I am getting an exception when I tried to stress my application, which eventually causing watchdog reset on LPC55S69 cortex M33 controller.
I tried to capture the instruction which is causing exception and it points to first line of code in xTaskRemoveFromEventList() which is invoked by xQueueGenericSend(). could someone please let me know what could be the reason for this exception?
xQueueGenericSend is calling xTaskRemoveFromEventList() when the task list waiting on queue is not empty but not sure why is it failing.
/* If there was a task waiting for data to arrive on the
queue then unblock it now. */
if( listLIST_IS_EMPTY( &( pxQueue->xTasksWaitingToReceive ) ) == pdFALSE )
{
if( xTaskRemoveFromEventList( &( pxQueue->xTasksWaitingToReceive ) ) != pdFALSE )
{
the equivalent assembly code generated for first few lines of API xTaskRemoveFromEventList() is as below
stack overflow is checked and it is not overflow issue.
ConfigASSERT is not defined but using the default implementation of it, which is disabling interrupts and waiting indefinitely.
/* Define to trap errors during development. */ #define configASSERT(x) if(( x) == 0) {taskDISABLE_INTERRUPTS(); for (;;);}
the exception is occurring before configASSERT line and I suspect it is failing when it tries to load the head of the list, would like to understand why is it failing to fetch? #define listGET_OWNER_OF_HEAD_ENTRY( pxList ) ( (&( ( pxList )->xListEnd ))->pxNext->pvOwner )
Oh yes. @phaneesh86 Recent versions of FreeRTOS come with more useful assertions which could help to narrow down the root cause problem that the list is invalid or got corrupted.
Another reason for internal data corruption might be invalid interrupt priorities when using FreeRTOS (FromISR) API in ISRs.
When in doubt see the FreeRTOS docs regarding RTOS for ARM Cortex-M and
e.g. Understanding priority levels of ISR and FreeRTOS APIs - #16 by aggarg which contains a pretty good explanation.
I do suspect the same that it is trying to access NULL pointer but is there any possibility for it? before calling xTaskRemoveFromEventList() it is checked that list is not empty.
/* If there was a task waiting for data to arrive on the
queue then unblock it now. */
if( listLIST_IS_EMPTY( &( pxQueue->xTasksWaitingToReceive ) ) == pdFALSE )
{
if( xTaskRemoveFromEventList( &( pxQueue->xTasksWaitingToReceive ) ) != pdFALSE )
{
regarding call stack, I don’t have debugger connected to it so can’t say exact call stack but based on the exception handler data and code walk through, it is as below.

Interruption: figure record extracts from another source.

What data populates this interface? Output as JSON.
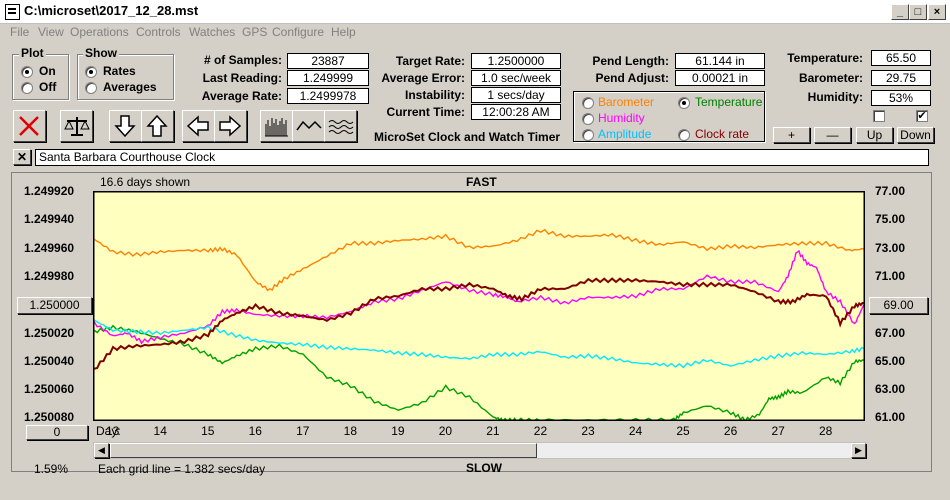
{
  "window": {
    "title": "C:\\microset\\2017_12_28.mst"
  },
  "menu": [
    "File",
    "View",
    "Operations",
    "Controls",
    "Watches",
    "GPS",
    "Configure",
    "Help"
  ],
  "plot_group": {
    "title": "Plot",
    "options": [
      "On",
      "Off"
    ],
    "selected": "On"
  },
  "show_group": {
    "title": "Show",
    "options": [
      "Rates",
      "Averages"
    ],
    "selected": "Rates"
  },
  "stats": {
    "samples_label": "# of Samples:",
    "samples": "23887",
    "last_reading_label": "Last Reading:",
    "last_reading": "1.249999",
    "average_rate_label": "Average Rate:",
    "average_rate": "1.2499978",
    "target_rate_label": "Target Rate:",
    "target_rate": "1.2500000",
    "average_error_label": "Average Error:",
    "average_error": "1.0 sec/week",
    "instability_label": "Instability:",
    "instability": "1 secs/day",
    "current_time_label": "Current Time:",
    "current_time": "12:00:28 AM",
    "pend_length_label": "Pend Length:",
    "pend_length": "61.144 in",
    "pend_adjust_label": "Pend Adjust:",
    "pend_adjust": "0.00021 in",
    "temperature_label": "Temperature:",
    "temperature": "65.50",
    "barometer_label": "Barometer:",
    "barometer": "29.75",
    "humidity_label": "Humidity:",
    "humidity": "53%"
  },
  "app_caption": "MicroSet Clock and Watch Timer",
  "overlay_group": {
    "options": [
      {
        "label": "Barometer",
        "color": "#ff8000",
        "selected": false
      },
      {
        "label": "Temperature",
        "color": "#008000",
        "selected": true
      },
      {
        "label": "Humidity",
        "color": "#ff00ff",
        "selected": false
      },
      {
        "label": "Amplitude",
        "color": "#00c0ff",
        "selected": false
      },
      {
        "label": "Clock rate",
        "color": "#800000",
        "selected": false
      }
    ]
  },
  "adjust_buttons": {
    "plus": "+",
    "minus": "—",
    "up": "Up",
    "down": "Down"
  },
  "toolbar_icons": [
    "close-x-icon",
    "scale-icon",
    "arrow-down-icon",
    "arrow-up-icon",
    "arrow-left-icon",
    "arrow-right-icon",
    "bar-chart-icon",
    "line-chart-icon",
    "wave-chart-icon"
  ],
  "clock_name": "Santa Barbara Courthouse Clock",
  "chart": {
    "days_shown": "16.6 days shown",
    "fast_label": "FAST",
    "slow_label": "SLOW",
    "grid_note": "Each grid line = 1.382 secs/day",
    "percent": "1.59%",
    "left_button": "1.250000",
    "right_button": "69.00",
    "zero_button": "0",
    "day_prefix": "Day:"
  },
  "chart_data": {
    "type": "line",
    "x": [
      12.6,
      28.8
    ],
    "x_ticks": [
      "13",
      "14",
      "15",
      "16",
      "17",
      "18",
      "19",
      "20",
      "21",
      "22",
      "23",
      "24",
      "25",
      "26",
      "27",
      "28"
    ],
    "y_left_ticks": [
      "1.249920",
      "1.249940",
      "1.249960",
      "1.249980",
      "1.250000",
      "1.250020",
      "1.250040",
      "1.250060",
      "1.250080"
    ],
    "y_right_ticks": [
      "77.00",
      "75.00",
      "73.00",
      "71.00",
      "69.00",
      "67.00",
      "65.00",
      "63.00",
      "61.00"
    ],
    "ylim_left": [
      1.24992,
      1.25008
    ],
    "ylim_right": [
      61,
      77
    ],
    "series": [
      {
        "name": "Barometer",
        "color": "#ff8000",
        "x": [
          12.6,
          13.0,
          13.5,
          14.0,
          14.5,
          15.0,
          15.3,
          15.6,
          16.0,
          16.3,
          16.6,
          17.0,
          17.5,
          18.0,
          18.5,
          19.0,
          19.5,
          20.0,
          20.5,
          21.0,
          21.5,
          22.0,
          22.5,
          23.0,
          23.5,
          24.0,
          24.5,
          25.0,
          25.5,
          26.0,
          26.5,
          27.0,
          27.5,
          28.0,
          28.5,
          28.8
        ],
        "y": [
          73.7,
          72.8,
          72.6,
          72.8,
          72.9,
          72.9,
          73.0,
          72.6,
          70.7,
          70.1,
          70.9,
          71.6,
          72.5,
          73.4,
          73.4,
          73.6,
          73.7,
          73.9,
          73.1,
          73.2,
          73.6,
          74.3,
          73.9,
          73.9,
          74.0,
          73.6,
          73.3,
          73.5,
          73.0,
          73.2,
          73.1,
          73.3,
          73.4,
          73.4,
          72.9,
          73.0
        ]
      },
      {
        "name": "Temperature",
        "color": "#00a000",
        "x": [
          12.6,
          13.0,
          13.5,
          14.0,
          14.5,
          15.0,
          15.3,
          15.6,
          16.0,
          16.5,
          17.0,
          17.5,
          18.0,
          18.5,
          19.0,
          19.5,
          20.0,
          20.5,
          21.0,
          21.2,
          21.5,
          22.0,
          23.0,
          24.0,
          24.8,
          25.0,
          25.5,
          26.0,
          26.3,
          26.6,
          26.8,
          27.0,
          27.2,
          27.5,
          28.0,
          28.3,
          28.6,
          28.8
        ],
        "y": [
          67.2,
          67.5,
          67.2,
          66.7,
          66.3,
          65.6,
          65.0,
          65.5,
          66.0,
          66.2,
          65.6,
          64.0,
          63.4,
          62.3,
          61.7,
          62.2,
          63.3,
          62.6,
          61.2,
          61.0,
          61.0,
          61.0,
          61.0,
          61.0,
          61.0,
          61.5,
          62.0,
          61.5,
          61.0,
          61.4,
          62.5,
          62.6,
          63.0,
          62.9,
          64.0,
          63.6,
          65.1,
          65.2
        ]
      },
      {
        "name": "Humidity",
        "color": "#ff00ff",
        "x": [
          12.6,
          13.0,
          13.3,
          13.6,
          14.0,
          14.5,
          15.0,
          15.3,
          15.6,
          16.0,
          16.5,
          17.0,
          17.5,
          18.0,
          18.5,
          19.0,
          19.5,
          20.0,
          20.5,
          21.0,
          21.3,
          21.5,
          22.0,
          22.5,
          23.0,
          23.5,
          24.0,
          24.5,
          25.0,
          25.5,
          26.0,
          26.5,
          27.0,
          27.2,
          27.4,
          27.6,
          27.8,
          28.0,
          28.3,
          28.6,
          28.8
        ],
        "y": [
          67.8,
          66.9,
          67.1,
          66.5,
          66.8,
          67.1,
          67.6,
          68.6,
          68.7,
          68.4,
          68.3,
          68.3,
          68.2,
          68.6,
          69.3,
          69.5,
          70.1,
          70.7,
          70.1,
          69.8,
          69.6,
          69.3,
          69.6,
          69.2,
          69.6,
          69.6,
          69.7,
          70.2,
          70.2,
          71.1,
          70.7,
          70.7,
          70.0,
          71.1,
          72.9,
          72.0,
          71.7,
          70.0,
          69.3,
          67.7,
          69.1
        ]
      },
      {
        "name": "Amplitude",
        "color": "#00e8ff",
        "x": [
          12.6,
          13.0,
          13.5,
          14.0,
          14.5,
          15.0,
          15.5,
          16.0,
          16.5,
          17.0,
          17.5,
          18.0,
          18.5,
          19.0,
          19.5,
          20.0,
          20.5,
          21.0,
          21.5,
          22.0,
          22.5,
          23.0,
          23.5,
          24.0,
          24.5,
          25.0,
          25.5,
          26.0,
          26.5,
          27.0,
          27.5,
          28.0,
          28.5,
          28.8
        ],
        "y": [
          68.0,
          67.3,
          67.2,
          67.1,
          67.3,
          67.5,
          67.0,
          66.6,
          66.4,
          66.3,
          66.1,
          66.0,
          65.9,
          65.7,
          65.6,
          65.4,
          65.3,
          65.6,
          65.6,
          65.8,
          65.4,
          65.5,
          65.3,
          65.0,
          64.9,
          64.8,
          65.2,
          64.8,
          65.2,
          65.5,
          65.7,
          65.6,
          65.8,
          66.0
        ]
      },
      {
        "name": "Clock rate",
        "color": "#800000",
        "x": [
          12.6,
          13.0,
          13.5,
          14.0,
          14.5,
          15.0,
          15.3,
          15.6,
          16.0,
          16.5,
          17.0,
          17.5,
          18.0,
          18.5,
          19.0,
          19.5,
          20.0,
          20.5,
          21.0,
          21.3,
          21.6,
          22.0,
          22.5,
          23.0,
          23.5,
          24.0,
          24.5,
          25.0,
          25.5,
          26.0,
          26.5,
          27.0,
          27.3,
          27.6,
          28.0,
          28.3,
          28.6,
          28.8
        ],
        "y": [
          1.250045,
          1.25003,
          1.250028,
          1.250027,
          1.250025,
          1.25002,
          1.25001,
          1.250005,
          1.25,
          1.250005,
          1.250007,
          1.25001,
          1.250005,
          1.249995,
          1.249993,
          1.249988,
          1.249988,
          1.249985,
          1.249988,
          1.249993,
          1.249995,
          1.249988,
          1.249988,
          1.249982,
          1.249982,
          1.249982,
          1.249983,
          1.249985,
          1.249985,
          1.249985,
          1.24999,
          1.249997,
          1.249997,
          1.249992,
          1.249993,
          1.250012,
          1.25,
          1.249998
        ]
      }
    ]
  },
  "checkboxes": [
    {
      "checked": false
    },
    {
      "checked": true
    }
  ]
}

There is little merit in trying to get more information about the fault because the real corruption problem has occurred many many cycles before the crash. As @aggarg pointed out, data breakpoints are very valuable tools in pinpointing the root cause. For example, if you happen to discover that the corruption always involves the invalid value 0xdeadbeef at address 0x24448888, define a data watch point to break into the debugger for a write of 0xdeadyyyy to that address. That kind of thing gets you to the root cause much quicker.
Did you already verify that the ISR priorities are valid and the correct FromISR FreeRTOS API is used and also the heap implementation is right ?
Since FreeRTOS allocates task stacks from heap (by default/if configured accordingly) they can’t overlap. In addition on Cortex-M33 the stack check (if enabled) is very reliable because it has HW support for it (stack limit registers).
You also could use a recent FreeRTOS version with the mentioned more sophisticated asserts and checks just for testing purposes to find the problem and apply it to your production application if you really can’t upgrade.